Maxwell Smith, an assistant professor at Western University and CIHR Applied Public Health Chair in Ethics & Health Emergencies, is a member of that committee. He said he had concerns that the federal program would not be a robust replacement for Ontario’s program and that it would not be as accessible in real time.

He and others note that Ontario’s program helps to reduce health inequities by testing broadly. In Ottawa, for example, that data has been used to help pinpoint neighbourhoods in need of more targeted public health interventions.

Rob Delatolla, the University of Ottawa engineering professor who kickstarted wastewater surveillance efforts in the province when his lab became the first in Canada to pick up data on the virus that causes COVID-19 in wastewater, said Ontario’s wastewater surveillance initiative shared data with the Ontario Ministry of Health, Public Health Ontario and the 34 public health units across the country.

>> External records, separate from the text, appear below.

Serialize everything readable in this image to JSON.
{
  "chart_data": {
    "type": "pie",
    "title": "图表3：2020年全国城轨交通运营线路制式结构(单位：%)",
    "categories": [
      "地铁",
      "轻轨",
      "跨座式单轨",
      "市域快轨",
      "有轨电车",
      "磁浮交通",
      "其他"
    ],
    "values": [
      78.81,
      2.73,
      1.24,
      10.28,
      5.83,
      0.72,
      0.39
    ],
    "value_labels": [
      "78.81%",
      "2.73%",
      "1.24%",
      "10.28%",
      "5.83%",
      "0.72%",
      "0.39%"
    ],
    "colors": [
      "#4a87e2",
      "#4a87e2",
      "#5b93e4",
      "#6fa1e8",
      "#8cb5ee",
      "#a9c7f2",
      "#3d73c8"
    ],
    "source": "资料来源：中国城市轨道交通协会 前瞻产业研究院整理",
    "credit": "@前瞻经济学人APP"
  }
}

It was also engaged with practitioners working in pediatric hospitals, long-term care facilities and shelters as well as medical leads in First Nations.

“The approach enabled and showed some success in leveraging wastewater surveillance to address health inequities that became apparent during COVID. In particular, this enabled the provincial program to make advances in the use of wastewater surveillance data for the vulnerable people and populations in our communities,” Delatolla said.

Among the most vulnerable are young children with compromised immune systems who are likely to have severe outcomes if they get infected with RSV. Wastewater surveillance enabled provincial health officials to more accurately assess the start of RSV season in order to administer prophylactic drugs to the most vulnerable children, preventing hundreds of hospitalizations and saving the province $3.5 million, according to research.

“I think the PHAC program is not designed to address health inequities in these populations, nor to provide wastewater surveillance across the entire province, but rather to act as a warning system for future pandemics,” Delatolla said.

He added that the PHAC surveillance program might not be well designed as warning signal of the next pandemic, if it was the result of a spillover of highly pathogenic avian influenza to humans, because the federal program focused on large cities, unlike the provincial program, which includes rural communities.

uOttawa epidemiologist Raywat Deonandan said that, with fewer sites, the federal plan would mean less data resolution (the level of detail in which data is captured).

“Measuring is the key to the science of public health control and you can’t make informed decisions without good quality data.” If the federal plan has fewer sites than the provincial program, Deonandan said, there will be less data resolution which will make it more difficult to “zero in on concerns.

“If the resolution is poor, all we can see is that somewhere in Eastern Ontario there is an uptick of cases. How do we know exactly where to swoop down and have an intense public health response?”

He called wastewater surveillance — which cost the province $15 million over the past year — a relatively high-impact, low-cost program.

“You don’t have to do random testing of individuals, you just have to take a sample of the sewage. It is not complicated and is relatively inexpensive. Of all things to scale back, why this?”

Deonandan said it would make sense to have co-ordinated programs in every province and territory that are supported, compiled and shared internationally by the federal government.